Development of the RP-HPLC Method for Simultaneous Determination and Quantification of Artemether and Lumefantrine in Fixed-Dose Combination Pharmaceutical Dosage Forms

Simon Nyarko; Kwabena Ofori-Kwakye; Raphael Johnson; Noble Kuntworbe; Desmond Asamoah Bruce Otu; Denis Dekugmen Yar; Yaa Asantewaa Osei

doi:10.1155/2024/3212298

Development of the RP-HPLC Method for Simultaneous Determination and Quantification of Artemether and Lumefantrine in Fixed-Dose Combination Pharmaceutical Dosage Forms

Adv Pharmacol Pharm Sci. 2024 Feb 7:2024:3212298. doi: 10.1155/2024/3212298. eCollection 2024.

Authors

Simon Nyarko¹, Kwabena Ofori-Kwakye¹, Raphael Johnson¹, Noble Kuntworbe¹, Desmond Asamoah Bruce Otu¹, Denis Dekugmen Yar², Yaa Asantewaa Osei¹

Affiliations

¹ Department of Pharmaceutics, Kwame Nkrumah University of Science and Technology, Kumasi, Ghana.
² Department of Public Health, Akenten Appiah-Menka University of Skills Training and Entrepreneurial Development, Mampong, Ghana.

Abstract

Developing countries face enormous challenges with substandard and falsified antimalarial drugs. One specific issue is the lack of a simple, cost-effective, and robust HPLC method to simultaneously determine and quantify the active pharmaceutical ingredients (APIs) in fixed-dose artemether-lumefantrine pharmaceutical dosage forms.
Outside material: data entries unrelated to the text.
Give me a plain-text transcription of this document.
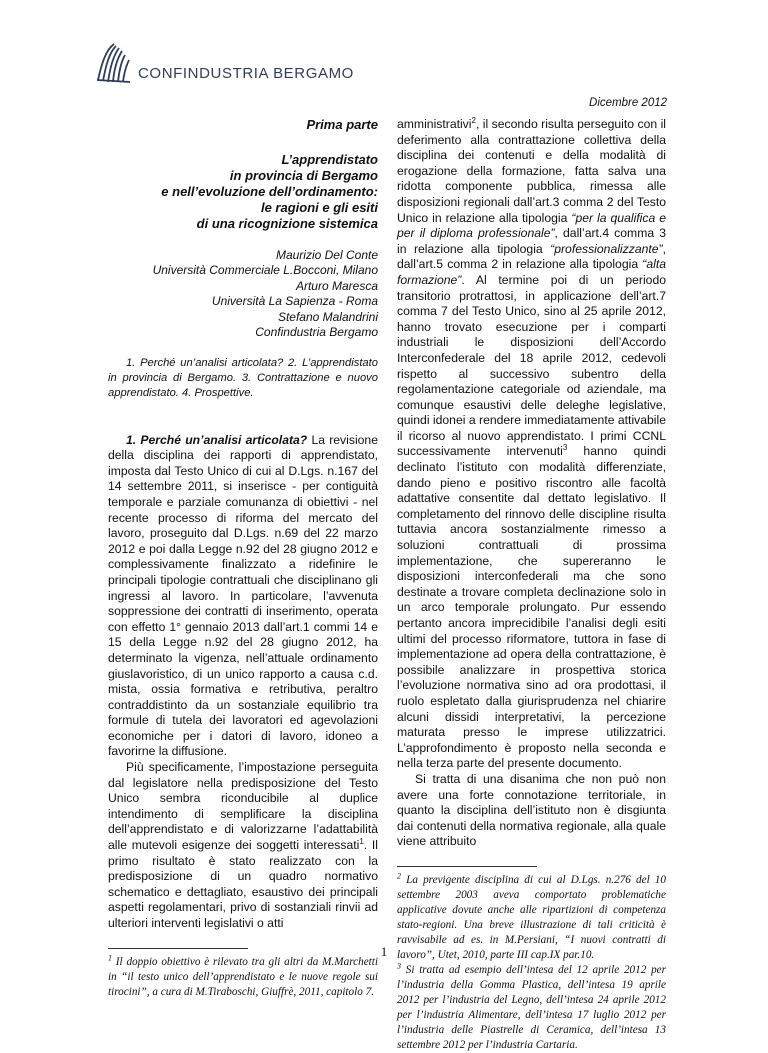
CONFINDUSTRIA BERGAMO
Dicembre 2012

Prima parte

L’apprendistato
in provincia di Bergamo
e nell’evoluzione dell’ordinamento:
le ragioni e gli esiti
di una ricognizione sistemica
Maurizio Del Conte
Università Commerciale L.Bocconi, Milano
Arturo Maresca
Università La Sapienza - Roma
Stefano Malandrini
Confindustria Bergamo

1. Perché un’analisi articolata? 2. L’apprendistato in provincia di Bergamo. 3. Contrattazione e nuovo apprendistato. 4. Prospettive.

1. Perché un’analisi articolata? La revisione della disciplina dei rapporti di apprendistato, imposta dal Testo Unico di cui al D.Lgs. n.167 del 14 settembre 2011, si inserisce - per contiguità temporale e parziale comunanza di obiettivi - nel recente processo di riforma del mercato del lavoro, proseguito dal D.Lgs. n.69 del 22 marzo 2012 e poi dalla Legge n.92 del 28 giugno 2012 e complessivamente finalizzato a ridefinire le principali tipologie contrattuali che disciplinano gli ingressi al lavoro. In particolare, l’avvenuta soppressione dei contratti di inserimento, operata con effetto 1° gennaio 2013 dall’art.1 commi 14 e 15 della Legge n.92 del 28 giugno 2012, ha determinato la vigenza, nell’attuale ordinamento giuslavoristico, di un unico rapporto a causa c.d. mista, ossia formativa e retributiva, peraltro contraddistinto da un sostanziale equilibrio tra formule di tutela dei lavoratori ed agevolazioni economiche per i datori di lavoro, idoneo a favorirne la diffusione.

Più specificamente, l’impostazione perseguita dal legislatore nella predisposizione del Testo Unico sembra riconducibile al duplice intendimento di semplificare la disciplina dell’apprendistato e di valorizzarne l’adattabilità alle mutevoli esigenze dei soggetti interessati$^1$. Il primo risultato è stato realizzato con la predisposizione di un quadro normativo schematico e dettagliato, esaustivo dei principali aspetti regolamentari, privo di sostanziali rinvii ad ulteriori interventi legislativi o atti

$^1$ Il doppio obiettivo è rilevato tra gli altri da M.Marchetti in “il testo unico dell’apprendistato e le nuove regole sui tirocini”, a cura di M.Tiraboschi, Giuffrè, 2011, capitolo 7.

amministrativi$^2$, il secondo risulta perseguito con il deferimento alla contrattazione collettiva della disciplina dei contenuti e della modalità di erogazione della formazione, fatta salva una ridotta componente pubblica, rimessa alle disposizioni regionali dall’art.3 comma 2 del Testo Unico in relazione alla tipologia “per la qualifica e per il diploma professionale”, dall’art.4 comma 3 in relazione alla tipologia “professionalizzante”, dall’art.5 comma 2 in relazione alla tipologia “alta formazione”. Al termine poi di un periodo transitorio protrattosi, in applicazione dell’art.7 comma 7 del Testo Unico, sino al 25 aprile 2012, hanno trovato esecuzione per i comparti industriali le disposizioni dell’Accordo Interconfederale del 18 aprile 2012, cedevoli rispetto al successivo subentro della regolamentazione categoriale od aziendale, ma comunque esaustivi delle deleghe legislative, quindi idonei a rendere immediatamente attivabile il ricorso al nuovo apprendistato. I primi CCNL successivamente intervenuti$^3$ hanno quindi declinato l’istituto con modalità differenziate, dando pieno e positivo riscontro alle facoltà adattative consentite dal dettato legislativo. Il completamento del rinnovo delle discipline risulta tuttavia ancora sostanzialmente rimesso a soluzioni contrattuali di prossima implementazione, che supereranno le disposizioni interconfederali ma che sono destinate a trovare completa declinazione solo in un arco temporale prolungato. Pur essendo pertanto ancora imprecidibile l’analisi degli esiti ultimi del processo riformatore, tuttora in fase di implementazione ad opera della contrattazione, è possibile analizzare in prospettiva storica l’evoluzione normativa sino ad ora prodottasi, il ruolo espletato dalla giurisprudenza nel chiarire alcuni dissidi interpretativi, la percezione maturata presso le imprese utilizzatrici. L’approfondimento è proposto nella seconda e nella terza parte del presente documento.

Si tratta di una disanima che non può non avere una forte connotazione territoriale, in quanto la disciplina dell’istituto non è disgiunta dai contenuti della normativa regionale, alla quale viene attribuito

$^2$ La previgente disciplina di cui al D.Lgs. n.276 del 10 settembre 2003 aveva comportato problematiche applicative dovute anche alle ripartizioni di competenza stato-regioni. Una breve illustrazione di tali criticità è ravvisabile ad es. in M.Persiani, “I nuovi contratti di lavoro”, Utet, 2010, parte III cap.IX par.10.

$^3$ Si tratta ad esempio dell’intesa del 12 aprile 2012 per l’industria della Gomma Plastica, dell’intesa 19 aprile 2012 per l’industria del Legno, dell’intesa 24 aprile 2012 per l’industria Alimentare, dell’intesa 17 luglio 2012 per l’industria delle Piastrelle di Ceramica, dell’intesa 13 settembre 2012 per l’industria Cartaria.

1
The current study developed a novel, simple, sensitive, precise, accurate, and cost-effective RP-HPLC method for the simultaneous determination and quantification of artemether and lumefantrine in pharmaceutical dosage forms. The HPLC analysis was carried out on an Agilent 1260 Infinity Series HPLC system equipped with an ODS Intersil-C8 (150 × 4.6 mm) 5.0 µm column, by isocratic elution. The mobile phase composition consisted of acetonitrile and 0.05% orthophosphoric acid buffer of pH 3.5 in the ratio of 70 : 30 v/v. The analysis was performed at a 1 mL/min flow rate and a column temperature of 25°C. The total run time was 6 minutes. The detection was done with a variable wavelength detector (VWD) at an isosbestic point wavelength (λ) of 210 nm. The developed method was validated according to the ICH guidelines concerning system suitability, specificity, linearity, accuracy, precision, and robustness. The system suitability of the developed method revealed satisfactory theoretical plates and symmetry factors. The method proved to be specific, with no interference of mobile phase or excipients. The calibration plot exhibited linearity over the concentration range of 275-1925 μg/mL with R² = 0.9992 for artemether and a range of 150-1050 μg/mL with R² = 0.9985 for lumefantrine. The accuracy of the method, determined by the recovery study, was 99.79-100.16% for artemether and 99.04-99.50% for lumefantrine. The % RSD values for intraday precision were 0.175 and 0.203, while interday precision values were 0.340 and 0.554 for artemether and lumefantrine, respectively. The method demonstrated robustness when subjected to slight modifications in the flow rate, column temperature, and mobile phase composition. The developed analytical method proved satisfactory as per ICH guidelines and hence can be used for the determination and quantification of artemether and lumefantrine in bulk drug and pharmaceutical dosage forms.